Bedwetting is a condition in which an individual accidentally passes urine at night during sleep. It is extremely common among children but can last into the teen years. Bedwetting is often a natural part of the development and most young kids gain bladder control over time without any treatment. Nocturnal enuresis that continues past the age that most kids have bladder control will need treatment. There are numerous bedwetting treatment options that have been extensively studied over many years and which have been found to be very effective and well-tolerated.
A number of self-help techniques are available which may help prevent or at least reduce frequent episodes of bed-wetting. This bed-wetting treatment option includes reminding your child to urinate before going to bed and encouraging him or her to limit liquid intake in the last two hours before bedtime. These techniques can help your child to achieve dry nights. Using cloth underwear and reusable waterproof bedding helps prevent a child from the guilt and shame of wetting the bed.
Motivational therapy involving encouragement and praise for dry nights can have profound positive effects on the self-esteem and self-image of a child. This bed-wetting treatment option includes reward schemes such as token
and reward system; which have been shown to be very helpful in managing bed-wetting. In this scheme, a colorful chart is used to keep track of a child's progress with a gold star for every dry night. At the end of the month, you can present your child with a reward based on his or her performance.

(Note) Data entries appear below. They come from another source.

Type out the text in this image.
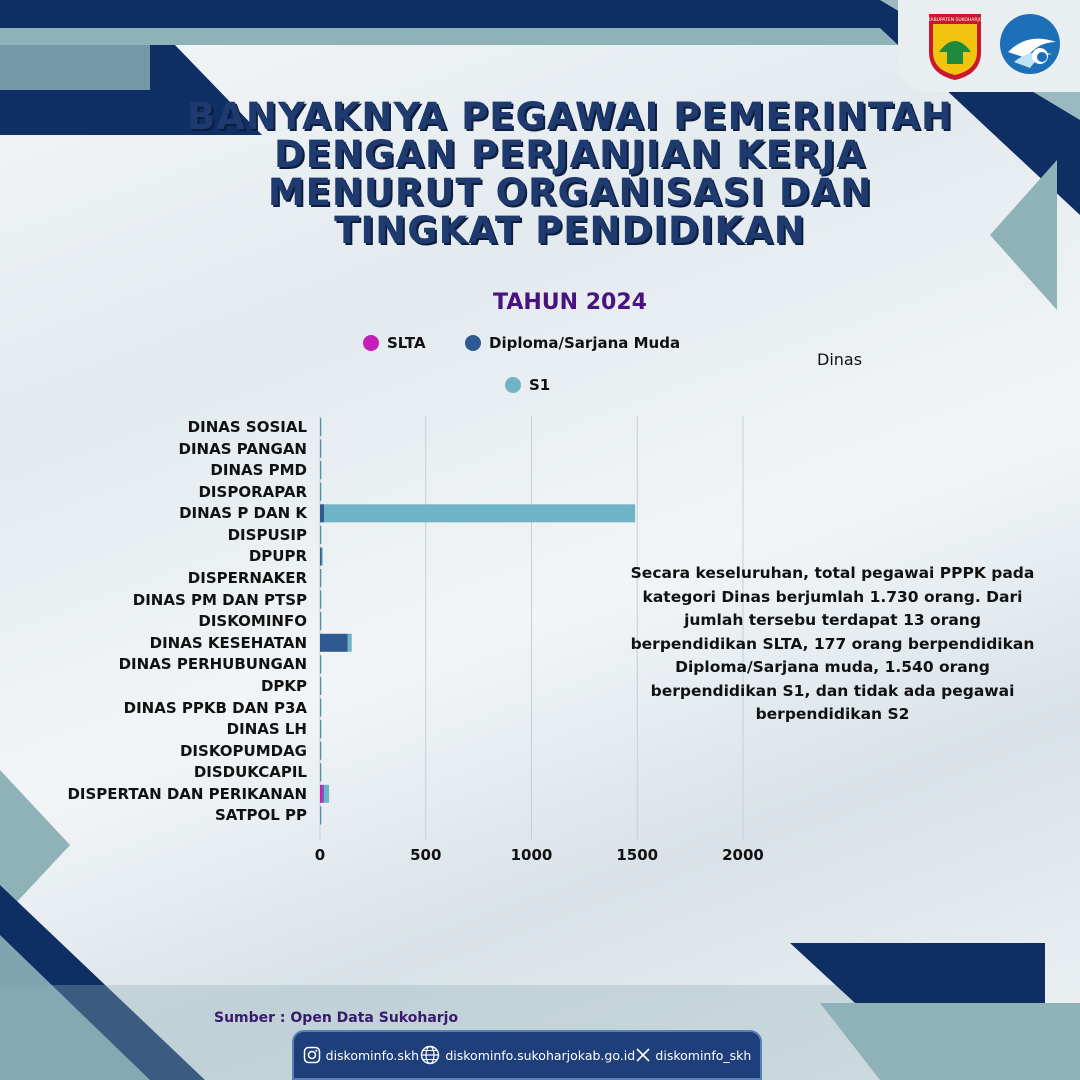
KABUPATEN SUKOHARJO
BANYAKNYA PEGAWAI PEMERINTAH DENGAN PERJANJIAN KERJA MENURUT ORGANISASI DAN TINGKAT PENDIDIKAN
TAHUN 2024
SLTA	Diploma/Sarjana Muda
S1
Dinas
DINAS SOSIAL
DINAS PANGAN
DINAS PMD
DISPORAPAR
DINAS P DAN K
DISPUSIP
DPUPR
DISPERNAKER
DINAS PM DAN PTSP
DISKOMINFO
DINAS KESEHATAN
DINAS PERHUBUNGAN
DPKP
DINAS PPKB DAN P3A
DINAS LH
DISKOPUMDAG
DISDUKCAPIL
DISPERTAN DAN PERIKANAN
SATPOL PP
0	500	1000	1500	2000
Secara keseluruhan, total pegawai PPPK pada kategori Dinas berjumlah 1.730 orang. Dari jumlah tersebu terdapat 13 orang berpendidikan SLTA, 177 orang berpendidikan Diploma/Sarjana muda, 1.540 orang berpendidikan S1, dan tidak ada pegawai berpendidikan S2
Sumber : Open Data Sukoharjo
diskominfo.skh diskominfo.sukoharjokab.go.id diskominfo_skh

Behavioural Therapy is among the most effective of all bed-wetting treatments for nocturnal enuresis The aim of behavioral therapy is to teach a bed-wetting sufferer to recognize and respond to a full bladder during sleep. A
bed-wetting alarm (enuresis alarm) can be used to teach a child to wake up whenever he or she starts wetting the bed and go to the toilet to empty the urinary bladder. There are two types of alarm: body-worn alarms that can be
clipped onto the child's underpants, and pad and bell alarms which have a pad connected to a bell or alarm that starts ringing when the pad detects moisture. Generally, behavioural therapy bed-wetting treatment options should
be combined with motivational therapy before trying medication therapy.
No medication cures bed-wetting. They only treat the symptoms. Once the medication is stopped, bed-wetting returns. Bed-wetting medications are available by prescription and parents should consult with a physician on the side effects of this bed-wetting treatment option.

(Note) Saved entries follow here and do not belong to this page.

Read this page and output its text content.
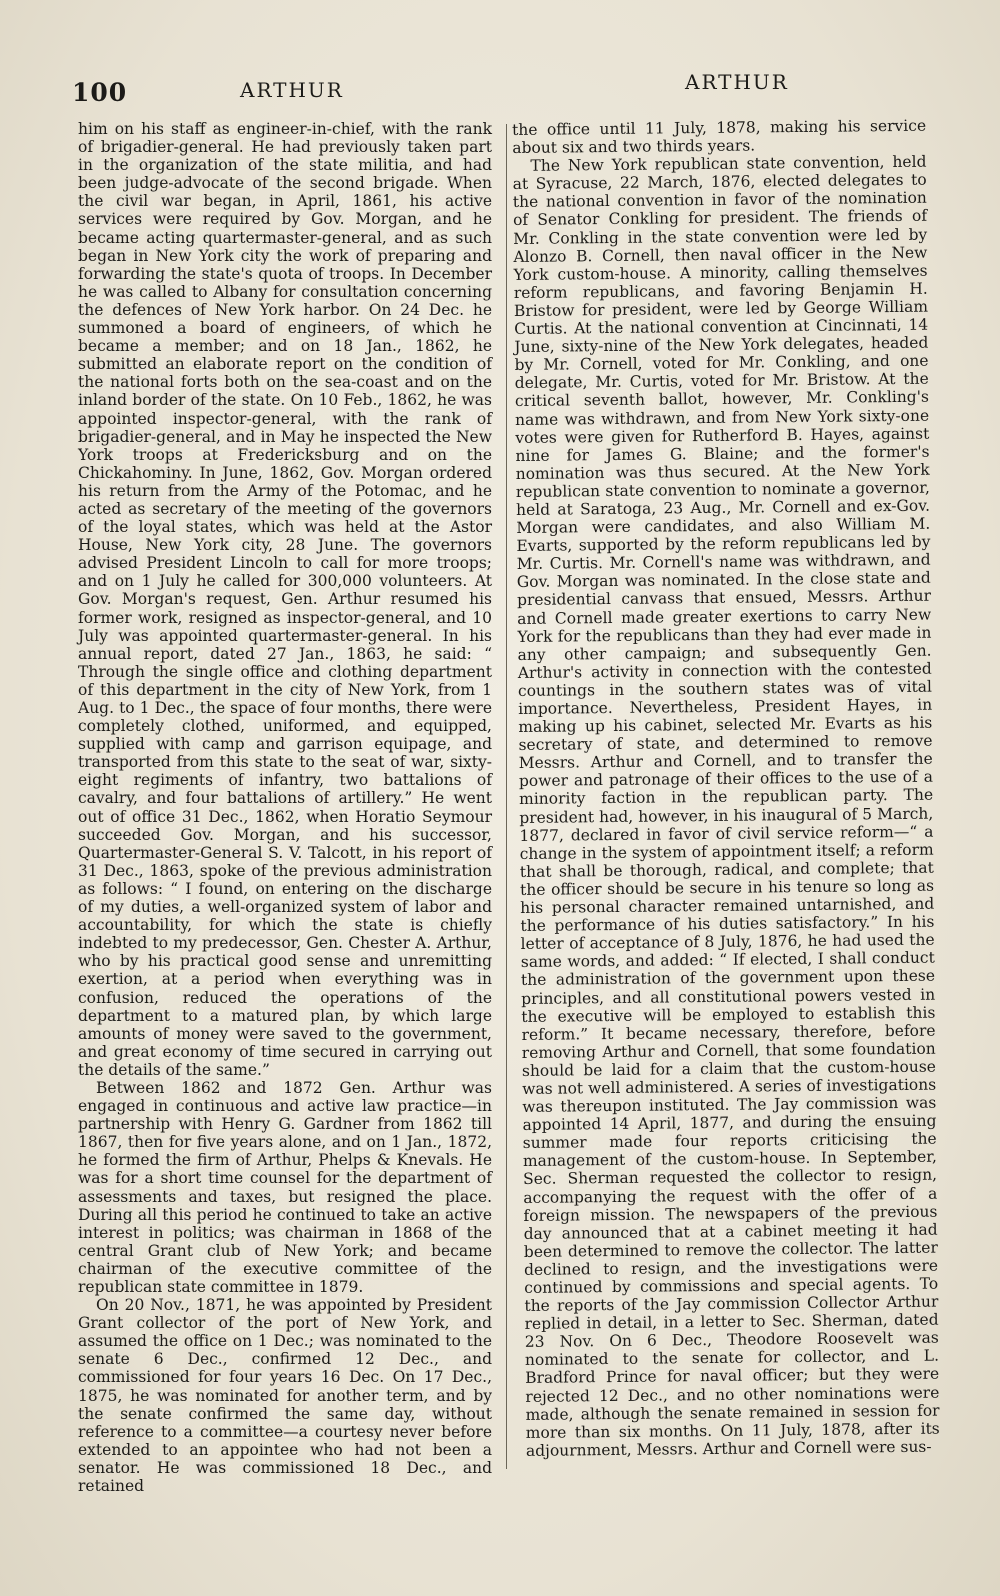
100	ARTHUR	ARTHUR

him on his staff as engineer-in-chief, with the rank of brigadier-general. He had previously taken part in the organization of the state militia, and had been judge-advocate of the second brigade. When the civil war began, in April, 1861, his active services were required by Gov. Morgan, and he became acting quartermaster-general, and as such began in New York city the work of preparing and forwarding the state's quota of troops. In December he was called to Albany for consultation concerning the defences of New York harbor. On 24 Dec. he summoned a board of engineers, of which he became a member; and on 18 Jan., 1862, he submitted an elaborate report on the condition of the national forts both on the sea-coast and on the inland border of the state. On 10 Feb., 1862, he was appointed inspector-general, with the rank of brigadier-general, and in May he inspected the New York troops at Fredericksburg and on the Chickahominy. In June, 1862, Gov. Morgan ordered his return from the Army of the Potomac, and he acted as secretary of the meeting of the governors of the loyal states, which was held at the Astor House, New York city, 28 June. The governors advised President Lincoln to call for more troops; and on 1 July he called for 300,000 volunteers. At Gov. Morgan's request, Gen. Arthur resumed his former work, resigned as inspector-general, and 10 July was appointed quartermaster-general. In his annual report, dated 27 Jan., 1863, he said: “ Through the single office and clothing department of this department in the city of New York, from 1 Aug. to 1 Dec., the space of four months, there were completely clothed, uniformed, and equipped, supplied with camp and garrison equipage, and transported from this state to the seat of war, sixty-eight regiments of infantry, two battalions of cavalry, and four battalions of artillery.” He went out of office 31 Dec., 1862, when Horatio Seymour succeeded Gov. Morgan, and his successor, Quartermaster-General S. V. Talcott, in his report of 31 Dec., 1863, spoke of the previous administration as follows: “ I found, on entering on the discharge of my duties, a well-organized system of labor and accountability, for which the state is chiefly indebted to my predecessor, Gen. Chester A. Arthur, who by his practical good sense and unremitting exertion, at a period when everything was in confusion, reduced the operations of the department to a matured plan, by which large amounts of money were saved to the government, and great economy of time secured in carrying out the details of the same.”

Between 1862 and 1872 Gen. Arthur was engaged in continuous and active law practice—in partnership with Henry G. Gardner from 1862 till 1867, then for five years alone, and on 1 Jan., 1872, he formed the firm of Arthur, Phelps & Knevals. He was for a short time counsel for the department of assessments and taxes, but resigned the place. During all this period he continued to take an active interest in politics; was chairman in 1868 of the central Grant club of New York; and became chairman of the executive committee of the republican state committee in 1879.

On 20 Nov., 1871, he was appointed by President Grant collector of the port of New York, and assumed the office on 1 Dec.; was nominated to the senate 6 Dec., confirmed 12 Dec., and commissioned for four years 16 Dec. On 17 Dec., 1875, he was nominated for another term, and by the senate confirmed the same day, without reference to a committee—a courtesy never before extended to an appointee who had not been a senator. He was commissioned 18 Dec., and retained

the office until 11 July, 1878, making his service about six and two thirds years.

The New York republican state convention, held at Syracuse, 22 March, 1876, elected delegates to the national convention in favor of the nomination of Senator Conkling for president. The friends of Mr. Conkling in the state convention were led by Alonzo B. Cornell, then naval officer in the New York custom-house. A minority, calling themselves reform republicans, and favoring Benjamin H. Bristow for president, were led by George William Curtis. At the national convention at Cincinnati, 14 June, sixty-nine of the New York delegates, headed by Mr. Cornell, voted for Mr. Conkling, and one delegate, Mr. Curtis, voted for Mr. Bristow. At the critical seventh ballot, however, Mr. Conkling's name was withdrawn, and from New York sixty-one votes were given for Rutherford B. Hayes, against nine for James G. Blaine; and the former's nomination was thus secured. At the New York republican state convention to nominate a governor, held at Saratoga, 23 Aug., Mr. Cornell and ex-Gov. Morgan were candidates, and also William M. Evarts, supported by the reform republicans led by Mr. Curtis. Mr. Cornell's name was withdrawn, and Gov. Morgan was nominated. In the close state and presidential canvass that ensued, Messrs. Arthur and Cornell made greater exertions to carry New York for the republicans than they had ever made in any other campaign; and subsequently Gen. Arthur's activity in connection with the contested countings in the southern states was of vital importance. Nevertheless, President Hayes, in making up his cabinet, selected Mr. Evarts as his secretary of state, and determined to remove Messrs. Arthur and Cornell, and to transfer the power and patronage of their offices to the use of a minority faction in the republican party. The president had, however, in his inaugural of 5 March, 1877, declared in favor of civil service reform—“ a change in the system of appointment itself; a reform that shall be thorough, radical, and complete; that the officer should be secure in his tenure so long as his personal character remained untarnished, and the performance of his duties satisfactory.” In his letter of acceptance of 8 July, 1876, he had used the same words, and added: “ If elected, I shall conduct the administration of the government upon these principles, and all constitutional powers vested in the executive will be employed to establish this reform.” It became necessary, therefore, before removing Arthur and Cornell, that some foundation should be laid for a claim that the custom-house was not well administered. A series of investigations was thereupon instituted. The Jay commission was appointed 14 April, 1877, and during the ensuing summer made four reports criticising the management of the custom-house. In September, Sec. Sherman requested the collector to resign, accompanying the request with the offer of a foreign mission. The newspapers of the previous day announced that at a cabinet meeting it had been determined to remove the collector. The latter declined to resign, and the investigations were continued by commissions and special agents. To the reports of the Jay commission Collector Arthur replied in detail, in a letter to Sec. Sherman, dated 23 Nov. On 6 Dec., Theodore Roosevelt was nominated to the senate for collector, and L. Bradford Prince for naval officer; but they were rejected 12 Dec., and no other nominations were made, although the senate remained in session for more than six months. On 11 July, 1878, after its adjournment, Messrs. Arthur and Cornell were sus-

- Desmopressin acetate (DDAVP) which is a synthetic hormone has been shown to be effective in reducing the overnight production of urine. The drug can be taken as a tablet or nasal spray. Desmopressin should be given at bedtime and a child should not be allowed to drink too much fluid before going to bed.
- Imipramine is another medication that has been used successfully for many years to treat bedwetting children. This drug is thought to work by relaxing the muscles of the bladder, thus increasing its capacity and reducing the urge to urinate. Success rates with imipramine have been found to be higher in children older than 7 years of age.

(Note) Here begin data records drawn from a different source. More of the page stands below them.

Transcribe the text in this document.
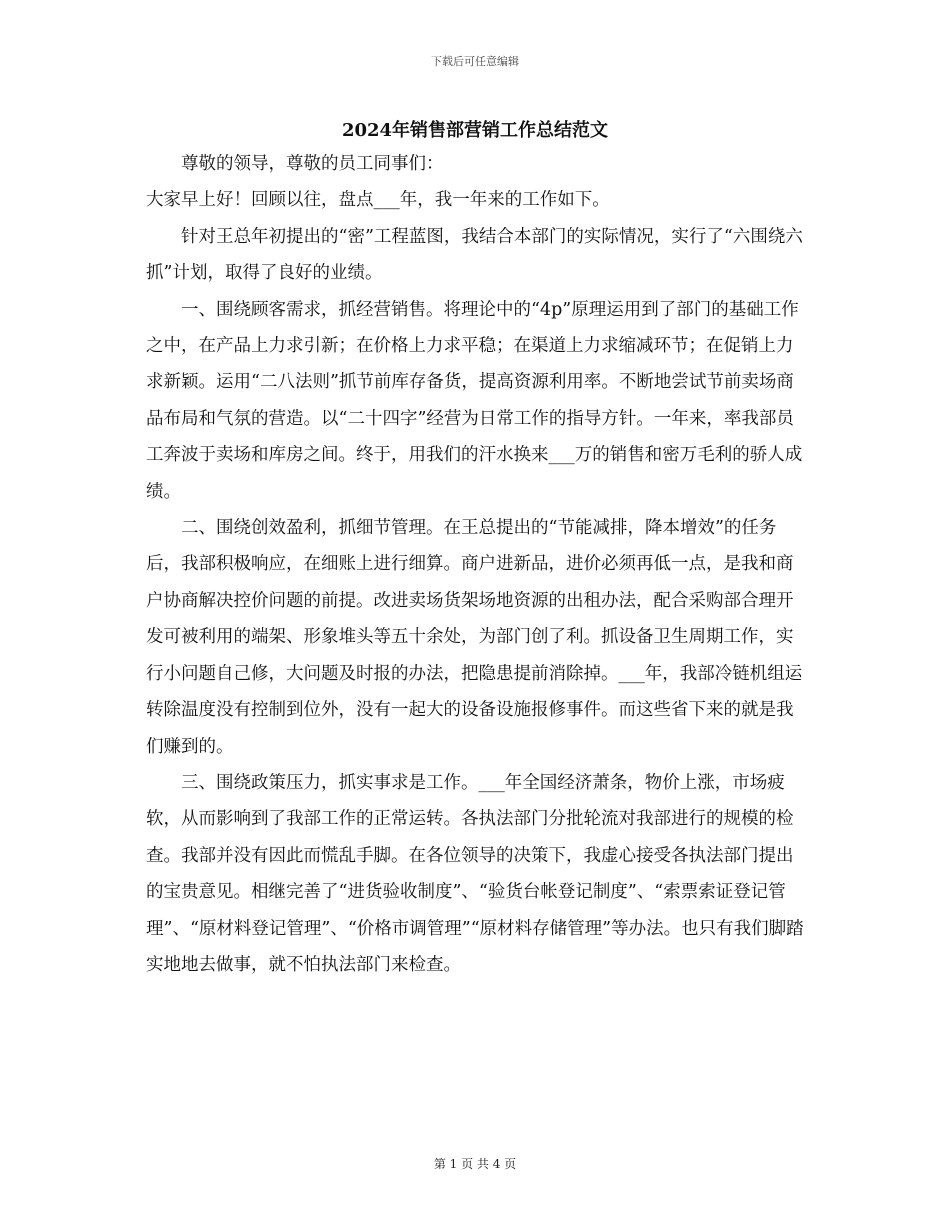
下载后可任意编辑
2024年销售部营销工作总结范文

尊敬的领导，尊敬的员工同事们：

大家早上好！回顾以往，盘点___年，我一年来的工作如下。

针对王总年初提出的“密”工程蓝图，我结合本部门的实际情况，实行了“六围绕六抓”计划，取得了良好的业绩。

一、围绕顾客需求，抓经营销售。将理论中的“4p”原理运用到了部门的基础工作之中，在产品上力求引新；在价格上力求平稳；在渠道上力求缩减环节；在促销上力求新颖。运用“二八法则”抓节前库存备货，提高资源利用率。不断地尝试节前卖场商品布局和气氛的营造。以“二十四字”经营为日常工作的指导方针。一年来，率我部员工奔波于卖场和库房之间。终于，用我们的汗水换来___万的销售和密万毛利的骄人成绩。

二、围绕创效盈利，抓细节管理。在王总提出的“节能减排，降本增效”的任务后，我部积极响应，在细账上进行细算。商户进新品，进价必须再低一点，是我和商户协商解决控价问题的前提。改进卖场货架场地资源的出租办法，配合采购部合理开发可被利用的端架、形象堆头等五十余处，为部门创了利。抓设备卫生周期工作，实行小问题自己修，大问题及时报的办法，把隐患提前消除掉。___年，我部冷链机组运转除温度没有控制到位外，没有一起大的设备设施报修事件。而这些省下来的就是我们赚到的。

三、围绕政策压力，抓实事求是工作。___年全国经济萧条，物价上涨，市场疲软，从而影响到了我部工作的正常运转。各执法部门分批轮流对我部进行的规模的检查。我部并没有因此而慌乱手脚。在各位领导的决策下，我虚心接受各执法部门提出的宝贵意见。相继完善了“进货验收制度”、“验货台帐登记制度”、“索票索证登记管理”、“原材料登记管理”、“价格市调管理”“原材料存储管理”等办法。也只有我们脚踏实地地去做事，就不怕执法部门来检查。

第 1 页 共 4 页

- Anticholinergics drugs such as hyosyamine and oxybutynin help reduce bladder contractions, affecting the time a child can hold urine in the bladder. It is used in combination with desmopressin for treating bed-wetting in children with reduced functional bladder capacity. The reason behind this approach is that the oxybutynin increases nighttime bladder volume and the desmopressin reduces nighttime urine output. For children older than 8 years, the dose of oxybutynin is twice a day.
Bladder training therapy
In this type of bed-wetting treatment, a child is encouraged to hold his or her urine for longer periods of time during the day to put the pressure on the urinary bladder, which in turns strengthens the bladder muscles. The bladder-retention training has been shown to work well when combined with a bed-wetting alarm.
Other bedwetting treatments for bedwetting include psychotherapy, hypnosis, diet therapy, and acupuncture.
They are not proven to be effective in managing bedwetting in those children who suffer from emotional problems and/or obesity.